O álbum tem várias vinhetas, porquê interlúdios. Faixas muito curtas que às vezes não passam de uma tímida instrumentação acompanhando conversas dela com Milton e outros músicos no estúdio. Nem sempre esse recurso dá claro, mas neste álbum funciona muito muito, porque transmite a ambientação de um encontro risonho, de amigos descontraídos com seus instrumentos.
Quanto a Milton, a voz divinal que encantou plateias em todo o mundo aparece em intensidades que variam muito de uma música para outra. É evidente a preocupação de Spalding ao dosar a participação de seu ídolo. Em alguns momentos, o vocal de Milton é preservado e se torna um componente de luxo em harmonizações de coro, para depois cintilar com força em solos.
Spalding contempla em várias músicas a teoria de começá-las com uma instrumentação mais simples e depois injetar peso no transcurso da tira. Esse recurso é copioso, até nas recriações de canções clássicas de Milton.
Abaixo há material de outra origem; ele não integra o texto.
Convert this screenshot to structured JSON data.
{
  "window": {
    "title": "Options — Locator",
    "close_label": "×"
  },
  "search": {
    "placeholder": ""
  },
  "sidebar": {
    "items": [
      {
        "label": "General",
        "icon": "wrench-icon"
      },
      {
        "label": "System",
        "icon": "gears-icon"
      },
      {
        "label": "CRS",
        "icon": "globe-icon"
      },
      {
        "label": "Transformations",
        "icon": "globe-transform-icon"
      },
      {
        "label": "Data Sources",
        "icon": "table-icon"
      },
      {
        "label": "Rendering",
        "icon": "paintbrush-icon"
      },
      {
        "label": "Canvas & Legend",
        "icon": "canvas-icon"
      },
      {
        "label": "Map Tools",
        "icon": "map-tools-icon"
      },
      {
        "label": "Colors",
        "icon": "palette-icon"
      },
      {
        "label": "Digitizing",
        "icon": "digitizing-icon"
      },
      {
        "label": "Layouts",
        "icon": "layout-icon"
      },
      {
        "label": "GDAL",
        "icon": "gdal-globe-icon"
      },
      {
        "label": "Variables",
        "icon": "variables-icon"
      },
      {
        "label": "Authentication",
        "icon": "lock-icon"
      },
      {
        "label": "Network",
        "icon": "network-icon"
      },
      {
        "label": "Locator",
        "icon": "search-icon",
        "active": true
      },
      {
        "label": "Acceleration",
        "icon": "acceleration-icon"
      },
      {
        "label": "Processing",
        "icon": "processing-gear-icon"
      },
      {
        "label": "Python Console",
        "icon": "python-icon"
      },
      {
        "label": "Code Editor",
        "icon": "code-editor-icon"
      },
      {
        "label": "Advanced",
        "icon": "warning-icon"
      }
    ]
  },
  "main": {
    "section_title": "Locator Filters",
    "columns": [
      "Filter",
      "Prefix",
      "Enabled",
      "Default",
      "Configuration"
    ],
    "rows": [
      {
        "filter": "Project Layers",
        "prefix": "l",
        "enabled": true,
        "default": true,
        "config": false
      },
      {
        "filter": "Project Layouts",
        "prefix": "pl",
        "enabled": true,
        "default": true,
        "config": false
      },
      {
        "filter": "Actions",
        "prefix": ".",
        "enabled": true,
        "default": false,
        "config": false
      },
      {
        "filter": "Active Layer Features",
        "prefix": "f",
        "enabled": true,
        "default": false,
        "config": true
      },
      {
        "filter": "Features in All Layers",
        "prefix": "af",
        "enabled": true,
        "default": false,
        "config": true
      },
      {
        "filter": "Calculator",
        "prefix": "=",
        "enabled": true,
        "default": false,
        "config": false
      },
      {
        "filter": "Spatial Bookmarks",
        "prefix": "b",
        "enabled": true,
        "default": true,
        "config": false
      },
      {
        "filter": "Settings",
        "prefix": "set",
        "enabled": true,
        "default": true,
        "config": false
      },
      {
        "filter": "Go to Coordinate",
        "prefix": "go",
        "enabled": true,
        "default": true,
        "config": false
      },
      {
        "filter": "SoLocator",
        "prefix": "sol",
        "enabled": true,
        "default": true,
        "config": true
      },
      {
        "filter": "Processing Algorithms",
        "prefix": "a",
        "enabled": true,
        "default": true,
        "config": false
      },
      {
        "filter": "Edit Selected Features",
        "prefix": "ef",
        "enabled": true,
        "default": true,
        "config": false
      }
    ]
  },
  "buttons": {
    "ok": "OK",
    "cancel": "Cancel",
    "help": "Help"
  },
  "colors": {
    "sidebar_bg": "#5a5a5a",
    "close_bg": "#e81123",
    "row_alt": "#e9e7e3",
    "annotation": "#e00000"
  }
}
Ótimo exemplo é “Cais”, iniciada com vocais guturais seguidos do quina rouco mas ainda cristalino do brasílio. Na segunda secção da melodia, ela entra cantando, em ótimo português, para que os dois fechem a música em um dueto belíssimo.
Muito poderoso também é “Outubro”, das antigas de Milton, lançada originalmente no álbum “Courage”, de 1969. Abre com uma introdução poderosa de contrabaixo antes que os dois parceiros desenvolvam talvez o dueto mais bonito do disco. Outro grande momento é a versão divertida de “A Day in the Life”, clássico dos Beatles que começa porquê uma melodia redonda com violões, bonitinha, para depois explodir em um som pesado. É a tira mais pop do álbum.
Em indemnização, as músicas menos palatáveis do repertório são aquelas em que Spalding convidou a Orquestra Ouro Preto e decidiu ousar bastante. Uma delas é um original da americana, “Wings for the Thought Bird”, e a outra é mais um clássico de Milton, “Morro Velho”. Ambas são muito interessantes, mas destoam um pouco do tom mais tranquilo do resto do álbum. Um tanto desencaixada também é a releitura de “Earth Song”, de Michael Jackson, com participação da cantora americana Dianne Reeves.
O trabalho tem mais convidados. Guinga comparece para uma curiosa versão de “Saci”, música que ele compôs para Milton. O original fica um tanto desconstruído, mas preserva espaço para o talento do brasílio no violão. Em “Saudade Dos Aviões Da Panair”, um punhado de amigos toca e canta na tira, a cantora e guitarrista inglesa Lianne La Havas e os brasileiros Maria Gadú, Tim Bernardes e Lula Galvão.
Carolina Shorter, viúva do lendário saxofonista Wayne Shorter, participa de uma versão de quase nove minutos de “When You Dream”, original do jazzista que foi um dos grandes mentores de Spalding . Mas a grande estrela entre os convidados é mesmo Paul Simon. Spalding o convidou para gravar com eles “Um Vento Passou”, que Milton compôs para o camarada americano. Com muito esforço, Simon arrisca os versos em português e não faz mal-parecido.
No balanço final, “Milton + Esperanza” é um disco com muitas nuances musicais, para ser degustado aos poucos. Para complementar, é verosímil procurar no YouTube a gravação que os dois fizeram no Rio, na morada de Milton, para o projeto Tiny Desk, da rádio pública americana NPR, que reúne apresentações intimistas de grandes nomes. Provavelmente será a única chance de ouvir esse material executado ao vivo.